The collaboration between business, government and labour is arduous but gaining traction, and four key work streams have emerged, namely; avoiding a sovereign ratings downgrade, funding and supporting of SMEs, youth employment, and driving key investment projects in targeted industries.

The assembled group of business leaders focused on the fourth work stream, which includes SOEs, and discussed sectors of the economy that have the greatest potential for accelerating growth and creating jobs.

These sectors and their specific interventions include:

Education: a sub-stream has been created to tackle challenges related to funding of the built environment in higher education; as well as driving collaboration between business, education authorities, and teachers’ unions to identify innovative ways of incentivising star teachers and increasing the use of ICT in schools.

Health: this team is focused on improved private sector training of nurses and medical specialists.

Pharmaceutical: focus areas for this sub-stream include legislative changes to encourage local manufacture of pharmaceuticals, and discussion around the proposed NHI scheme.
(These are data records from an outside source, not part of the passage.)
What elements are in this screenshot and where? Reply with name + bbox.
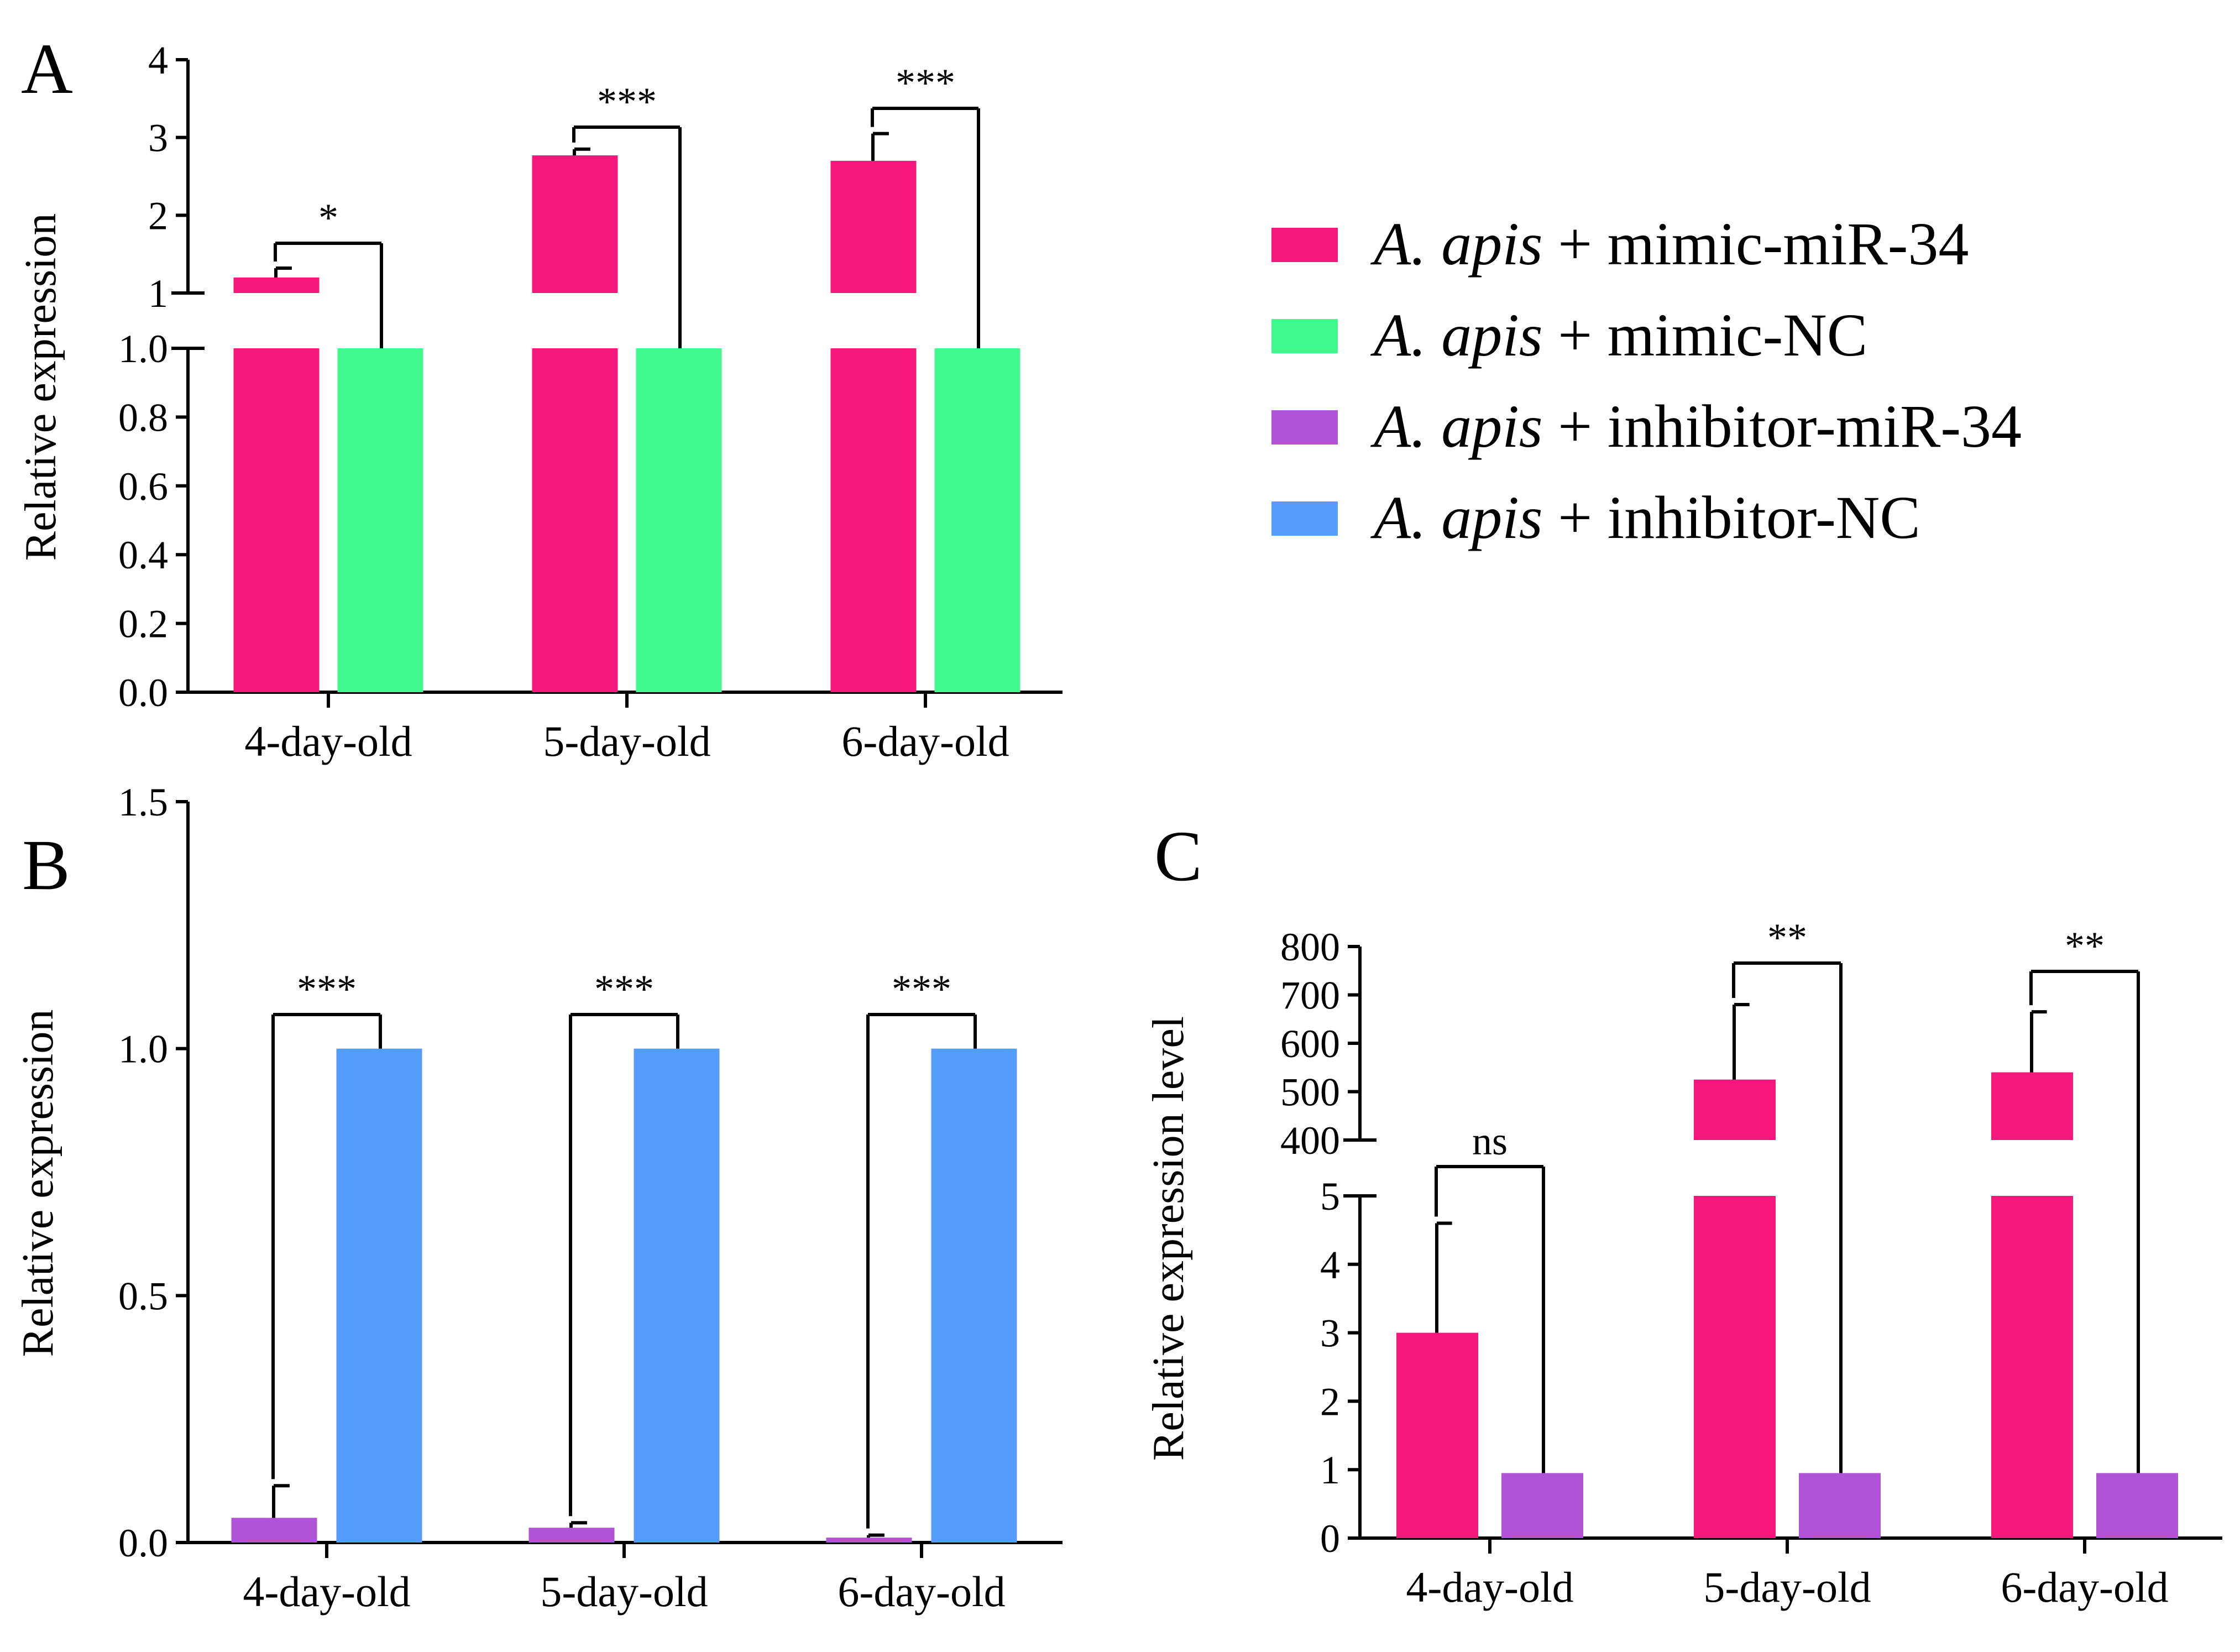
bar-mimic-nc bbox=[337, 348, 423, 692]
y-axis-label: Relative expression bbox=[17, 213, 65, 561]
legend-swatch-pink-icon bbox=[1271, 228, 1338, 262]
significance-label: ** bbox=[1767, 916, 1807, 960]
bar-mimic-mir-34-upper bbox=[1694, 1079, 1776, 1140]
y-tick-label: 5 bbox=[1320, 1174, 1340, 1219]
significance-label: *** bbox=[297, 967, 357, 1011]
bar-inhibitor-mir-34 bbox=[1799, 1473, 1881, 1538]
bar-mimic-mir-34-upper bbox=[1991, 1072, 2073, 1140]
significance-label: * bbox=[318, 196, 338, 240]
y-tick-label: 0.0 bbox=[118, 671, 168, 715]
bar-mimic-mir-34 bbox=[830, 348, 917, 692]
y-tick-label: 2 bbox=[148, 194, 168, 238]
y-tick-label: 1.0 bbox=[118, 1027, 168, 1071]
legend-swatch-blue-icon bbox=[1271, 501, 1338, 536]
y-tick-label: 3 bbox=[1320, 1311, 1340, 1356]
y-tick-label: 400 bbox=[1280, 1118, 1340, 1163]
y-tick-label: 1 bbox=[1320, 1448, 1340, 1492]
x-tick-label: 5-day-old bbox=[540, 1567, 708, 1616]
y-tick-label: 0.0 bbox=[118, 1521, 168, 1565]
bar-mimic-mir-34-upper bbox=[233, 277, 320, 293]
legend-species: A. apis bbox=[1370, 393, 1543, 460]
y-tick-label: 1.5 bbox=[118, 780, 168, 824]
x-tick-label: 5-day-old bbox=[543, 717, 710, 765]
bar-mimic-mir-34 bbox=[1991, 1196, 2073, 1538]
bar-inhibitor-mir-34 bbox=[826, 1538, 912, 1543]
significance-label: *** bbox=[597, 80, 657, 124]
bar-inhibitor-mir-34 bbox=[231, 1518, 317, 1543]
y-tick-label: 0.2 bbox=[118, 602, 168, 646]
legend-treatment: + inhibitor-NC bbox=[1543, 484, 1920, 551]
bar-mimic-mir-34-upper bbox=[532, 155, 618, 293]
legend-species: A. apis bbox=[1370, 301, 1543, 369]
y-tick-label: 1 bbox=[148, 271, 168, 316]
legend-swatch-green-icon bbox=[1271, 319, 1338, 353]
y-tick-label: 0.4 bbox=[118, 533, 168, 577]
x-tick-label: 6-day-old bbox=[838, 1567, 1005, 1616]
legend-entry: A. apis + inhibitor-miR-34 bbox=[1370, 393, 2022, 460]
bar-mimic-mir-34-upper bbox=[830, 160, 917, 293]
bar-inhibitor-nc bbox=[931, 1048, 1017, 1543]
y-tick-label: 600 bbox=[1280, 1022, 1340, 1066]
legend-species: A. apis bbox=[1370, 484, 1543, 551]
x-tick-label: 4-day-old bbox=[244, 717, 412, 765]
y-tick-label: 800 bbox=[1280, 925, 1340, 969]
bar-mimic-mir-34 bbox=[532, 348, 618, 692]
x-tick-label: 6-day-old bbox=[2001, 1563, 2168, 1611]
x-tick-label: 4-day-old bbox=[243, 1567, 410, 1616]
bar-mimic-mir-34 bbox=[1694, 1196, 1776, 1538]
y-axis-label: Relative expression bbox=[14, 1010, 62, 1357]
bar-mimic-mir-34 bbox=[1396, 1332, 1478, 1538]
legend-entry: A. apis + mimic-NC bbox=[1370, 301, 1867, 369]
y-tick-label: 4 bbox=[1320, 1243, 1340, 1287]
significance-label: *** bbox=[892, 967, 951, 1011]
legend-treatment: + mimic-miR-34 bbox=[1543, 210, 1969, 278]
bar-inhibitor-mir-34 bbox=[2096, 1473, 2178, 1538]
y-tick-label: 0 bbox=[1320, 1517, 1340, 1561]
panel-label: B bbox=[22, 825, 70, 905]
y-tick-label: 3 bbox=[148, 116, 168, 160]
panel-label: C bbox=[1154, 817, 1202, 896]
significance-label: *** bbox=[896, 61, 955, 105]
bar-mimic-nc bbox=[636, 348, 722, 692]
bar-inhibitor-nc bbox=[336, 1048, 422, 1543]
significance-label: ns bbox=[1472, 1119, 1508, 1163]
y-tick-label: 2 bbox=[1320, 1379, 1340, 1424]
y-tick-label: 0.8 bbox=[118, 395, 168, 440]
bar-inhibitor-mir-34 bbox=[1501, 1473, 1583, 1538]
x-tick-label: 4-day-old bbox=[1406, 1563, 1573, 1611]
legend-species: A. apis bbox=[1370, 210, 1543, 278]
panel-label: A bbox=[21, 29, 73, 109]
y-tick-label: 0.6 bbox=[118, 464, 168, 509]
legend-treatment: + inhibitor-miR-34 bbox=[1543, 393, 2022, 460]
bar-mimic-nc bbox=[934, 348, 1020, 692]
y-tick-label: 0.5 bbox=[118, 1274, 168, 1318]
significance-label: *** bbox=[594, 967, 654, 1011]
y-axis-label: Relative expression level bbox=[1144, 1016, 1193, 1461]
y-tick-label: 700 bbox=[1280, 974, 1340, 1018]
y-tick-label: 1.0 bbox=[118, 327, 168, 371]
y-tick-label: 500 bbox=[1280, 1070, 1340, 1115]
bar-inhibitor-nc bbox=[634, 1048, 720, 1543]
y-tick-label: 4 bbox=[148, 38, 168, 82]
bar-mimic-mir-34 bbox=[233, 348, 320, 692]
legend-entry: A. apis + mimic-miR-34 bbox=[1370, 210, 1969, 278]
x-tick-label: 6-day-old bbox=[841, 717, 1009, 765]
x-tick-label: 5-day-old bbox=[1703, 1563, 1871, 1611]
significance-label: ** bbox=[2065, 924, 2105, 968]
legend-swatch-purple-icon bbox=[1271, 410, 1338, 445]
bar-inhibitor-mir-34 bbox=[528, 1528, 615, 1543]
legend-entry: A. apis + inhibitor-NC bbox=[1370, 484, 1920, 551]
legend-treatment: + mimic-NC bbox=[1543, 301, 1868, 369]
Manufacturing: this team is fighting for better alignment of National, Provincial and Local infrastructure. Challenges include increasing competition from labour imports, increasing labour costs, high energy costs, and regulatory uncertainty.

Mining: mineral and resources legislation urgently requires finalisation and is getting serious attention. Prospects are good that these issues would be resolved shortly which could result in a positive confidence shock and much-needed boost to the sector.

Agriculture: driving collaboration between government and private companies to identify investment opportunities that could be unblocked through funding and regulatory change, particularly given our current draught situation. There is also the urgent need for greater policy and regulatory certainty with respect to water and property rights.

Tourism: a key South African sector with significant potential for job creation, some of the changes being debated here include visa free travel for business people to and from major trading partners in Africa and other emerging markets. Currently, government is considering visa on arrival for India, Russia and China, amongst others.

Governance and funding of SOEs: ideas have been developed on the governance and funding of SOEs and these are currently in debate. This is an absolutely critical aspect of our national economy with over 700 SOEs currently operating in South Africa. SOEs are a substantial burden on the taxpayer and our economy, especially when they make large, persistent losses. The aforementioned SAA have cost Treasury more than R30bn in bailouts since 2007, and during the 2014/15 financial year alone, 2% of total government revenue - R20.6bn - was lost due to the incompetent performance of the five largest SOEs.      

Whilst there are numerous challenges and much work to be done, there is however no need for paralysis or panic. Our country and this hard-won democracy is maturing at a fast rate, and it is modernising rapidly with a largely youthful population. We have reforms to make and we are aware of what they are. With collaboration between business and government greater than before, it is not entirely foolish to be hopeful about what is possible.

As the Q2 2016 GDP growth figures demonstrated, with 3.3% being the highest growth rate since Q4 of 2014, all is not lost due to the current political malaise and there is much to work toward as corporate South Africa.